The best books on 9/11 are, as they must be, harrowing and heartbreaking. But of the new books being published to coincide with the 20th anniversary, two stand out for their focus on stories of uplift. While there are indelible images of stunned survivors fleeing the World Trade Center on foot, L. Douglas Keeney’s “The Lives They Saved: The Untold Story of Medics, Mariners, and the Incredible Boatlift That Evacuated Nearly 300,000 People From New York City on 9/11” tells of the massive rescue involving passenger ferries, police boats, harbor-cruise ships, tugboats, and even tiny rubber dinghies.
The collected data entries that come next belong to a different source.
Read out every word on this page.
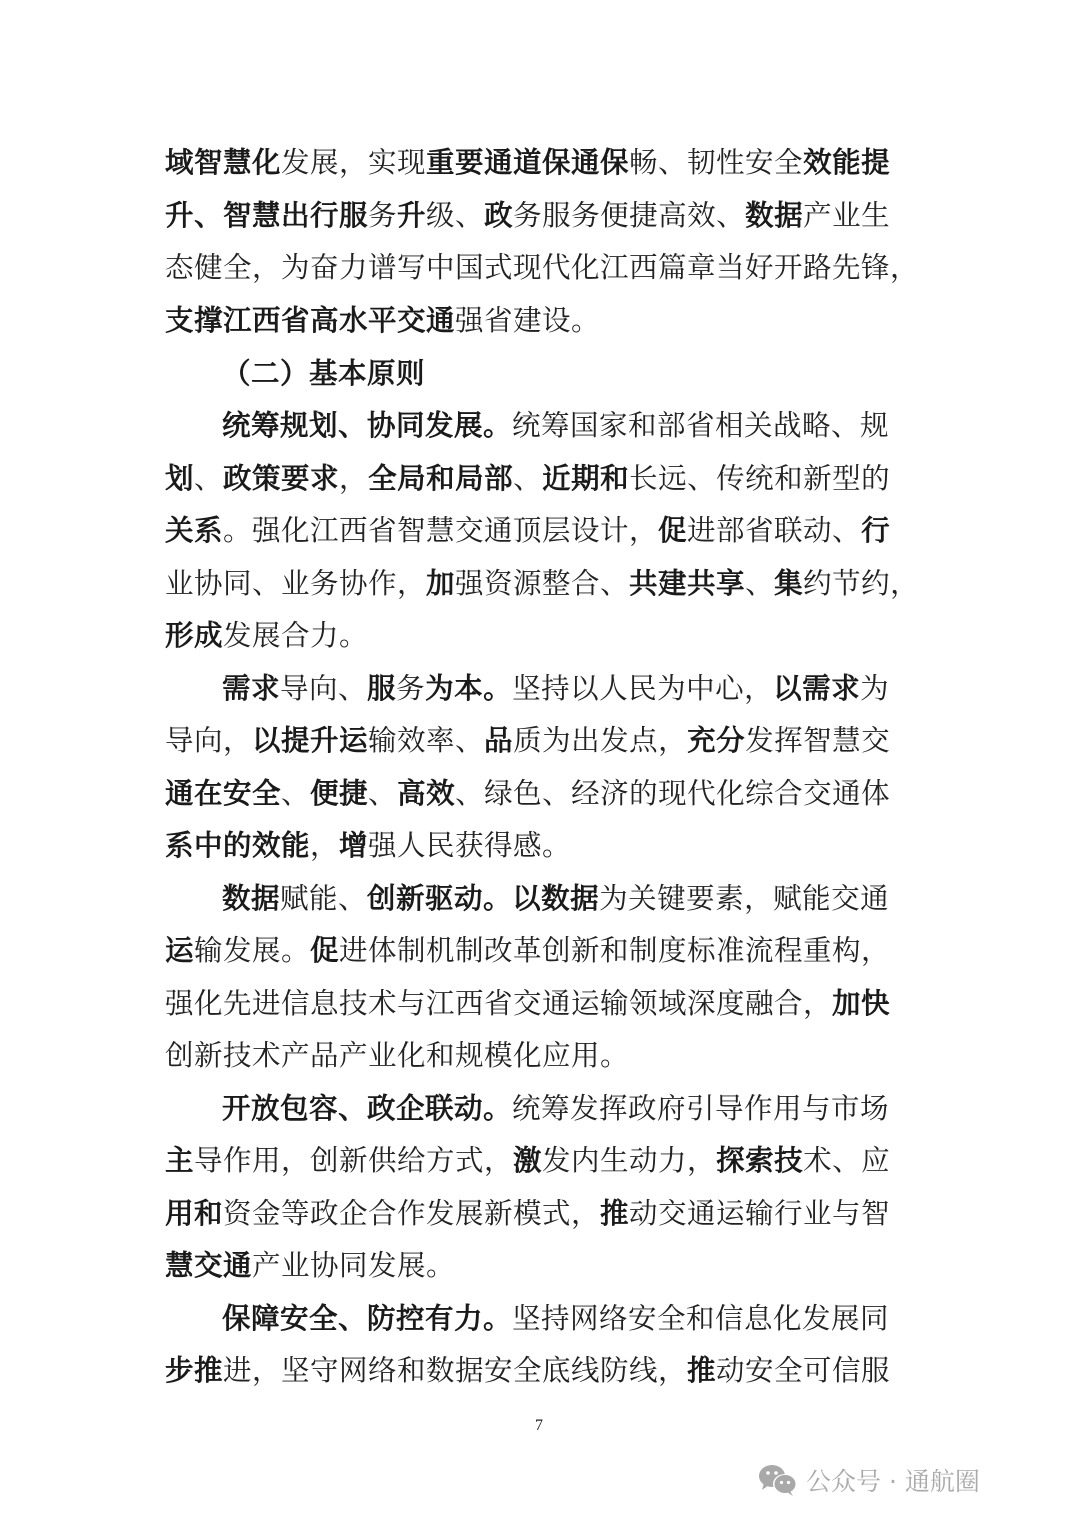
域智慧化发展，实现重要通道保通保畅、韧性安全效能提
升、智慧出行服务升级、政务服务便捷高效、数据产业生
态健全，为奋力谱写中国式现代化江西篇章当好开路先锋，
支撑江西省高水平交通强省建设。
（二）基本原则
统筹规划、协同发展。统筹国家和部省相关战略、规
划、政策要求，全局和局部、近期和长远、传统和新型的
关系。强化江西省智慧交通顶层设计，促进部省联动、行
业协同、业务协作，加强资源整合、共建共享、集约节约，
形成发展合力。
需求导向、服务为本。坚持以人民为中心，以需求为
导向，以提升运输效率、品质为出发点，充分发挥智慧交
通在安全、便捷、高效、绿色、经济的现代化综合交通体
系中的效能，增强人民获得感。
数据赋能、创新驱动。以数据为关键要素，赋能交通
运输发展。促进体制机制改革创新和制度标准流程重构，
强化先进信息技术与江西省交通运输领域深度融合，加快
创新技术产品产业化和规模化应用。
开放包容、政企联动。统筹发挥政府引导作用与市场
主导作用，创新供给方式，激发内生动力，探索技术、应
用和资金等政企合作发展新模式，推动交通运输行业与智
慧交通产业协同发展。
保障安全、防控有力。坚持网络安全和信息化发展同
步推进，坚守网络和数据安全底线防线，推动安全可信服
7
公众号 · 通航圈
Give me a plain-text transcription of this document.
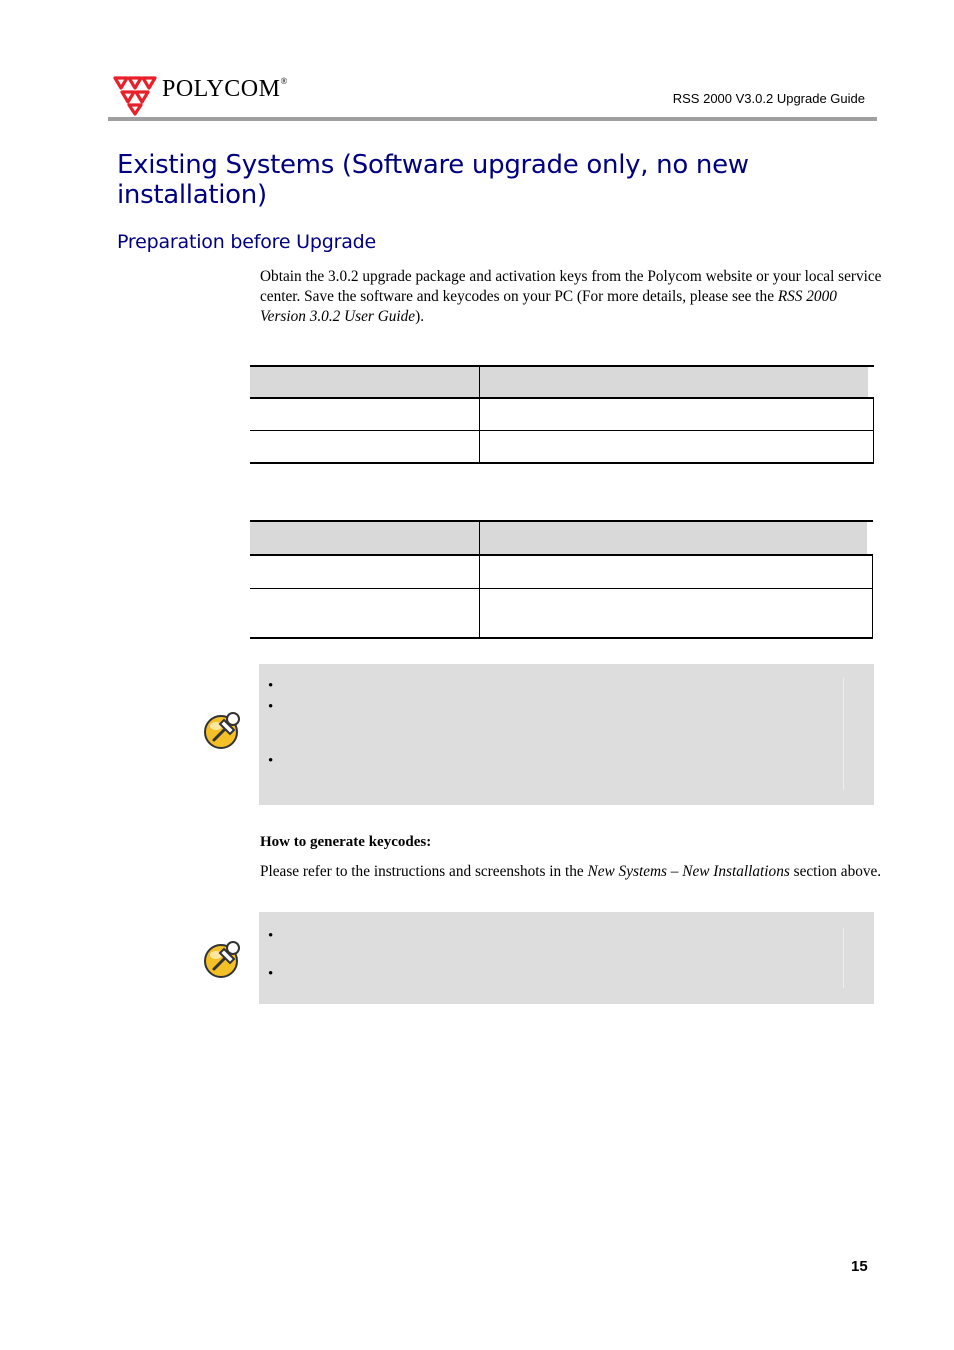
POLYCOM®
RSS 2000 V3.0.2 Upgrade Guide
Existing Systems (Software upgrade only, no new
installation)
Preparation before Upgrade
Obtain the 3.0.2 upgrade package and activation keys from the Polycom website or your local service center. Save the software and keycodes on your PC (For more details, please see the RSS 2000 Version 3.0.2 User Guide).
•
•
•
How to generate keycodes:
Please refer to the instructions and screenshots in the New Systems – New Installations section above.
•
•
15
More than 100 civilian captains rushed to the scene by boat to help; many vessels transported casualties across the water to Jersey City, New Jersey, where ambulances awaited. Keeney calls the evacuation by sea “a missing piece of the September 11 story for two decades.”

Flanker Press

Finally, Mac Moss’ “Flown Into the Arms of Angels: Newfoundland and Labrador’s Unsung Heroes of 9/11” describes how the Canadian province hosted and cared for 13,000 passengers and crew on 79 U.S.-bound aircraft diverted there on 9/11. (The same events inspired Jim DeFede’s 2002 oral history, “The Day the World Came to Town,” as well as the musical “Come From Away.”) 

Moss, then an administrator at a college campus in Gander, was part of the relief effort. In writing of the impressive coordination involved in hosting and feeding the stranded for days, he offers a heartfelt tribute to his thousands of neighbors “who brought blankets, sheets, pillows, casseroles, salads, and love.”

Love ended up being a big part of my 9/11 experience, too. 

Borne up by our families and friends, we went ahead with our New York wedding weeks after the attacks. There was grief – both for my father and for the unfathomable losses endured so recently by so many. But there was also joy and hope. 

We have two teenagers now, city kids who love New York fiercely. My son picked up “The Only Plane in the Sky” after I finished it, and he hasn’t put it down. As he encounters for the first time what, for him, is history, I remember.